Yes, Virginia, Barack Obama’s Warrantless Wiretapping is a Broken Promise
Sometimes Democrats get upset with liberals who criticize Barack Obama’s warrantless wiretapping programs. As president, Obama has maintained George W. Bush’s regime of warrantless wiretapping against people neither accused nor suspected of crime. More than that, President Obama is currently striving to expand the warrantless surveillance regime with new powers to study even our web browsing habits with none of the prior judicial approval required by the 4th Amendment to that ratty piece of paper called the Constitution.

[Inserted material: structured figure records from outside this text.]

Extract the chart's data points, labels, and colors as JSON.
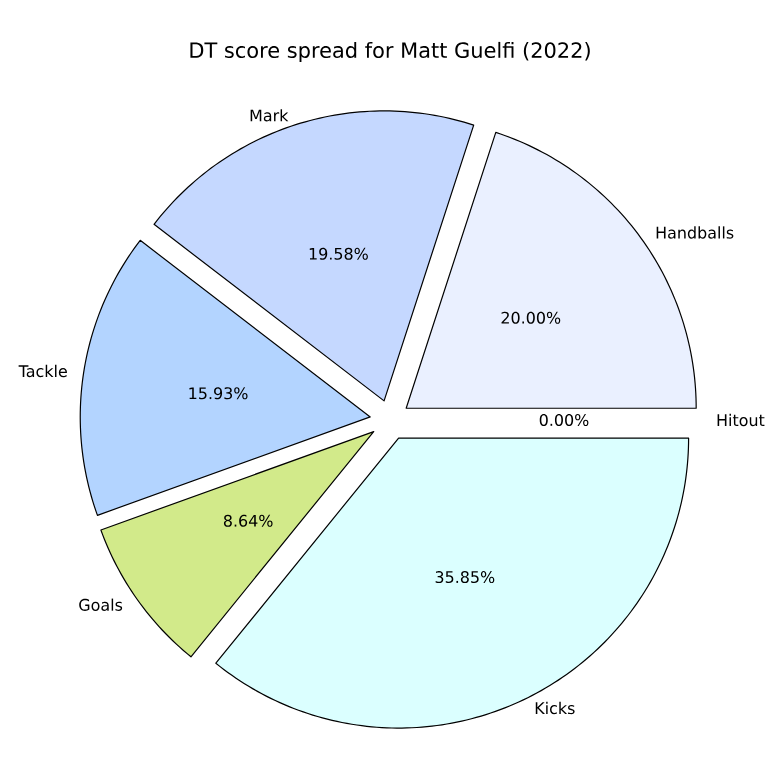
{
  "chart_data": {
    "type": "pie",
    "title": "DT score spread for Matt Guelfi (2022)",
    "categories": [
      "Handballs",
      "Mark",
      "Tackle",
      "Goals",
      "Kicks",
      "Hitout"
    ],
    "values": [
      20.0,
      19.58,
      15.93,
      8.64,
      35.85,
      0.0
    ],
    "value_labels": [
      "20.00%",
      "19.58%",
      "15.93%",
      "8.64%",
      "35.85%",
      "0.00%"
    ],
    "colors": [
      "#eaf0ff",
      "#c5d8ff",
      "#b3d4ff",
      "#d2ea8a",
      "#dbffff",
      "#ffffff"
    ]
  }
}
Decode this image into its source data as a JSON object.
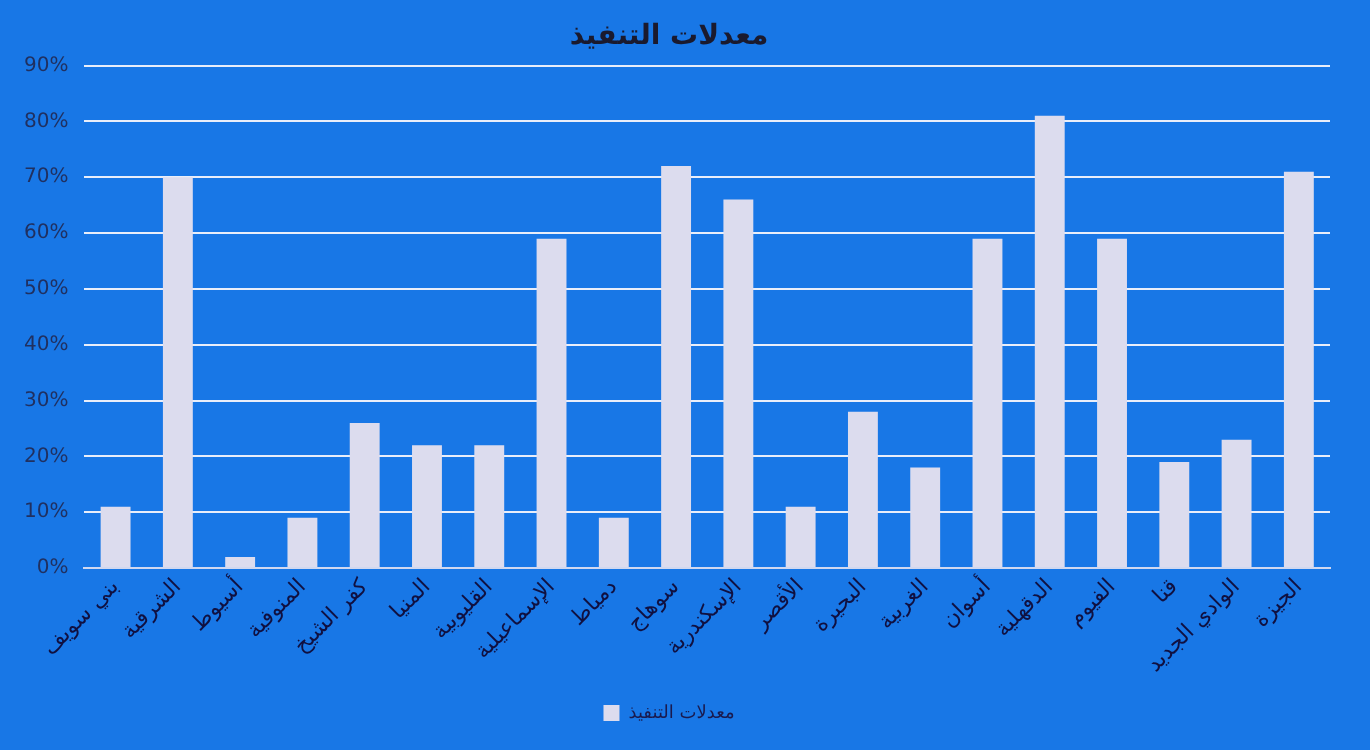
{
  "chart_data": {
    "type": "bar",
    "title": "معدلات التنفيذ",
    "categories": [
      "بني سويف",
      "الشرقية",
      "أسيوط",
      "المنوفية",
      "كفر الشيخ",
      "المنيا",
      "القليوبية",
      "الإسماعيلية",
      "دمياط",
      "سوهاج",
      "الإسكندرية",
      "الأقصر",
      "البحيرة",
      "الغربية",
      "أسوان",
      "الدقهلية",
      "الفيوم",
      "قنا",
      "الوادي الجديد",
      "الجيزة"
    ],
    "series": [
      {
        "name": "معدلات التنفيذ",
        "color": "#dcdcee",
        "values": [
          11,
          70,
          2,
          9,
          26,
          22,
          22,
          59,
          9,
          72,
          66,
          11,
          28,
          18,
          59,
          81,
          59,
          19,
          23,
          71
        ]
      }
    ],
    "ylim": [
      0,
      90
    ],
    "yticks": [
      {
        "value": 0,
        "label": "0%"
      },
      {
        "value": 10,
        "label": "10%"
      },
      {
        "value": 20,
        "label": "20%"
      },
      {
        "value": 30,
        "label": "30%"
      },
      {
        "value": 40,
        "label": "40%"
      },
      {
        "value": 50,
        "label": "50%"
      },
      {
        "value": 60,
        "label": "60%"
      },
      {
        "value": 70,
        "label": "70%"
      },
      {
        "value": 80,
        "label": "80%"
      },
      {
        "value": 90,
        "label": "90%"
      }
    ],
    "grid": "y",
    "legend": "bottom"
  }
}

Democrats sometimes get upset when we mention these matters, telling us we ought to have expected this from Barack Obama. But no, no, we oughtn’t to have expected this. In an official position paper during the 2008 presidential race, the Obama campaign made its promise explicit:
Eliminate Warrantless Wiretaps. Barack Obama opposed the Bush Administration’s initial policy on warrantless wiretaps because it crossed the line between protecting our national security and eroding the civil liberties of American citizens. As president, Obama would update the Foreign Intelligence Surveillance Act to provide greater oversight and accountability to the congressional intelligence committees to prevent future threats to the rule of law.
Barack Obama has not “eliminated warrantless wiretaps.”
Barack Obama has not updated the Foreign Intelligence Surveillance Act to do anything, much less provide “greater oversight and accountability.”
Barack Obama has not even appointed the Privacy and Civil Liberties Oversight Board he is legally required to staff. Its job: providing “greater oversight and accountability” by collecting information on Obama administration surveillance activity and reporting to Congress on whether such activity has been constitutional. Under Barack Obama, this board is merely hypothetical, and there is no oversight.
Candidate Obama made us a promise. President Obama has broken it. It matters.